Putting down 20% — a target for previous generations and the threshold at which most buyers don’t need to pay for mortgage insurance — “with today’s economy a lot of times is not realistic,” Katz said.
According to the National Association of Realtors, the median down payment nationwide in 2019 was 12% for all buyers and 6% for first-time home buyers. In 1989, the median down payment for all buyers was 20%.
Most buyers who put down less than 20% must pay for private mortgage insurance, monthly payments meant to protect lenders in case buyers default on their loans. The cost depends on factors such as credit scores, but homeowners can expect to pay roughly $30 to $70 per month per $100,000 borrowed, according to government-controlled mortgage financier FreddieMac. Payments can stop once homeowners reach the equivalent of 20% down.
“You don’t need to have 20% saved up to buy a house. People really still think that,” said Durkin, of Trident Mortgage Co. “If you want to buy a house and you only have a few thousand dollars, we can still make it work many times.”
Some buyers who meet certain income qualifications can get help with down payment or closing costs through mortgage lenders. The Pennsylvania Housing Finance Agency, county governments, and others offer loans for first-time home buyers. Downpaymentresource.com is a database of such programs.
For years, the “overwhelming majority” of clients that come to Bill Festa, president of the Pennsylvania Association of Realtors and owner of William Festa Realty in Philadelphia, have put 3%, 5%, or 10% down, he said. He said a large portion of his sales require sellers to contribute to down payments or closing costs.
“So what that is saying is that buyers are a little more cash poor,” he said.
But an upcoming report by LendingTree found that nationwide, the share of home buyers who paid 20% or more for down payments has increased during the pandemic — from 36% in winter 2020 to around 48% in November. Homeowners who put 20% or more down can pay off their loans more quickly and can pay less per month. In Philadelphia, the share rose from 40% before the pandemic to 53%. Kapfidze, LendingTree’s chief economist, said the dichotomy is further evidence of an uneven economic recovery.
» READ MORE: Philly expands down-payment assistance program that will give $10,000 to first-time home buyers
“There’s a lot of people doing very badly, but there are a lot of people doing relatively well,” he said.

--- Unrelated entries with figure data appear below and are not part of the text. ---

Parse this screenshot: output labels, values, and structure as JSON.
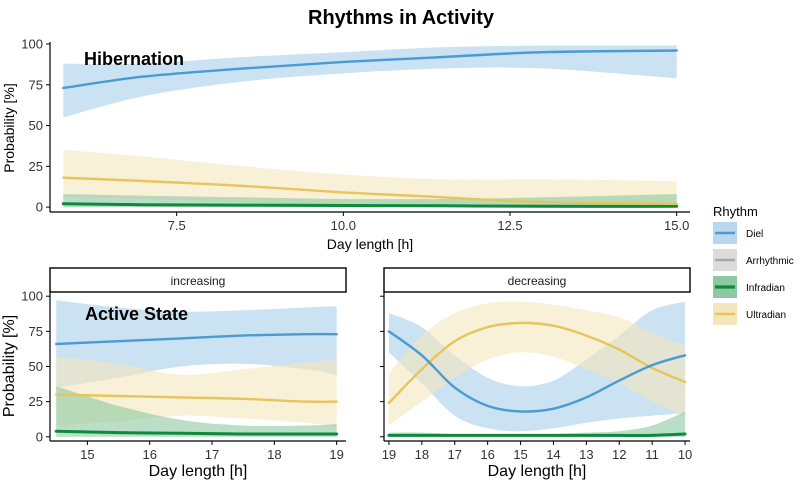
{
  "figure": {
    "title": "Rhythms in Activity",
    "legend": {
      "title": "Rhythm",
      "entries": [
        {
          "name": "Diel",
          "line_color": "#4a9bd2",
          "fill_color": "#b9d8ef"
        },
        {
          "name": "Arrhythmic",
          "line_color": "#a8a8a8",
          "fill_color": "#dcdcdc"
        },
        {
          "name": "Infradian",
          "line_color": "#0e8a3e",
          "fill_color": "#8cc9a0"
        },
        {
          "name": "Ultradian",
          "line_color": "#e6c65a",
          "fill_color": "#f3e6bd"
        }
      ]
    },
    "colors": {
      "axis": "#000000",
      "tick_text": "#333333",
      "facet_border": "#000000",
      "background": "#ffffff"
    }
  },
  "chart_data": [
    {
      "type": "line",
      "panel": "top",
      "panel_label": "Hibernation",
      "xlabel": "Day length [h]",
      "ylabel": "Probability [%]",
      "xlim": [
        5.6,
        15.2
      ],
      "ylim": [
        -3,
        100
      ],
      "x_ticks": [
        7.5,
        10.0,
        12.5,
        15.0
      ],
      "x_tick_labels": [
        "7.5",
        "10.0",
        "12.5",
        "15.0"
      ],
      "y_ticks": [
        0,
        25,
        50,
        75,
        100
      ],
      "y_tick_labels": [
        "0",
        "25",
        "50",
        "75",
        "100"
      ],
      "x_reversed": false,
      "series": [
        {
          "name": "Diel",
          "x": [
            5.8,
            7.0,
            8.5,
            10.0,
            11.5,
            13.0,
            15.0
          ],
          "y": [
            73,
            80,
            85,
            89,
            92,
            95,
            96
          ],
          "lower": [
            55,
            68,
            77,
            82,
            85,
            85,
            79
          ],
          "upper": [
            88,
            88,
            92,
            95,
            98,
            99,
            99
          ]
        },
        {
          "name": "Infradian",
          "x": [
            5.8,
            7.0,
            8.5,
            10.0,
            11.5,
            13.0,
            15.0
          ],
          "y": [
            2,
            1.5,
            1.2,
            1,
            0.8,
            0.5,
            0.5
          ],
          "lower": [
            0,
            0,
            0,
            0,
            0,
            0,
            0
          ],
          "upper": [
            8,
            7,
            6,
            5,
            5,
            6,
            8
          ]
        },
        {
          "name": "Ultradian",
          "x": [
            5.8,
            7.0,
            8.5,
            10.0,
            11.5,
            13.0,
            15.0
          ],
          "y": [
            18,
            16,
            13,
            9,
            6,
            3,
            2
          ],
          "lower": [
            6,
            5,
            3,
            1,
            0,
            0,
            0
          ],
          "upper": [
            35,
            31,
            25,
            20,
            17,
            17,
            16
          ]
        }
      ]
    },
    {
      "type": "line",
      "panel": "bottom-left",
      "panel_label": "Active State",
      "facet_label": "increasing",
      "xlabel": "Day length [h]",
      "ylabel": "Probability [%]",
      "xlim": [
        14.4,
        19.15
      ],
      "ylim": [
        -3,
        103
      ],
      "x_ticks": [
        15,
        16,
        17,
        18,
        19
      ],
      "x_tick_labels": [
        "15",
        "16",
        "17",
        "18",
        "19"
      ],
      "y_ticks": [
        0,
        25,
        50,
        75,
        100
      ],
      "y_tick_labels": [
        "0",
        "25",
        "50",
        "75",
        "100"
      ],
      "x_reversed": false,
      "series": [
        {
          "name": "Diel",
          "x": [
            14.5,
            15.5,
            16.5,
            17.5,
            18.5,
            19.0
          ],
          "y": [
            66,
            68,
            70,
            72,
            73,
            73
          ],
          "lower": [
            35,
            42,
            50,
            52,
            48,
            44
          ],
          "upper": [
            97,
            92,
            89,
            90,
            92,
            93
          ]
        },
        {
          "name": "Infradian",
          "x": [
            14.5,
            15.5,
            16.5,
            17.5,
            18.5,
            19.0
          ],
          "y": [
            4,
            3,
            2.5,
            2,
            2,
            2
          ],
          "lower": [
            0,
            0,
            0,
            0,
            0,
            0
          ],
          "upper": [
            36,
            22,
            12,
            8,
            8,
            9
          ]
        },
        {
          "name": "Ultradian",
          "x": [
            14.5,
            15.5,
            16.5,
            17.5,
            18.5,
            19.0
          ],
          "y": [
            30,
            29,
            28,
            27,
            25,
            25
          ],
          "lower": [
            8,
            11,
            15,
            13,
            10,
            7
          ],
          "upper": [
            57,
            52,
            44,
            48,
            53,
            55
          ]
        }
      ]
    },
    {
      "type": "line",
      "panel": "bottom-right",
      "facet_label": "decreasing",
      "xlabel": "Day length [h]",
      "ylabel": "",
      "xlim": [
        19.15,
        9.85
      ],
      "ylim": [
        -3,
        103
      ],
      "x_ticks": [
        19,
        18,
        17,
        16,
        15,
        14,
        13,
        12,
        11,
        10
      ],
      "x_tick_labels": [
        "19",
        "18",
        "17",
        "16",
        "15",
        "14",
        "13",
        "12",
        "11",
        "10"
      ],
      "y_ticks": [
        0,
        25,
        50,
        75,
        100
      ],
      "y_tick_labels": [],
      "x_reversed": true,
      "series": [
        {
          "name": "Diel",
          "x": [
            19,
            18,
            17,
            16,
            15,
            14,
            13,
            12,
            11,
            10
          ],
          "y": [
            75,
            58,
            35,
            22,
            18,
            20,
            28,
            40,
            51,
            58
          ],
          "lower": [
            60,
            38,
            15,
            6,
            4,
            6,
            10,
            13,
            15,
            17
          ],
          "upper": [
            88,
            78,
            58,
            42,
            36,
            40,
            55,
            72,
            90,
            96
          ]
        },
        {
          "name": "Infradian",
          "x": [
            19,
            18,
            17,
            16,
            15,
            14,
            13,
            12,
            11,
            10
          ],
          "y": [
            1,
            1,
            1,
            1,
            1,
            1,
            1,
            1,
            1,
            2
          ],
          "lower": [
            0,
            0,
            0,
            0,
            0,
            0,
            0,
            0,
            0,
            0
          ],
          "upper": [
            3,
            3,
            2,
            2,
            2,
            2,
            3,
            4,
            8,
            18
          ]
        },
        {
          "name": "Ultradian",
          "x": [
            19,
            18,
            17,
            16,
            15,
            14,
            13,
            12,
            11,
            10
          ],
          "y": [
            24,
            48,
            68,
            78,
            81,
            79,
            72,
            62,
            49,
            39
          ],
          "lower": [
            8,
            25,
            42,
            55,
            60,
            57,
            48,
            38,
            25,
            14
          ],
          "upper": [
            45,
            72,
            88,
            95,
            96,
            94,
            90,
            85,
            74,
            65
          ]
        }
      ]
    }
  ]
}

Mary, the Philadelphia Realtor, said that most of her buyers are putting down 3%, 5%, or up to 10%, but that clients include those looking for homes in the $200,000 range and those looking in the $800,000 range, for which 3% down is still $24,000.
Caitlin Beck, a Realtor at KW Philly and lead of the Lock & Key Group, will buy her first home this month to take advantage of low mortgage rates. Many of Beck’s clients also are first-time home buyers. Of her buyers, three in four choose to put 3% or 5% down. They’re choosing lending programs that allow this range of down payments, she said, “because why not?” Less money down means more to pay for furniture, repairs, and upgrades.
“It gives you that flexibility,” she said. “And [the amount] doesn’t scare you as much.”
Aspiring homeowners should look for the help available to them based on their circumstances, Beck said.
“There are benefits to putting more money down,” she said, “but it’s not your only option.”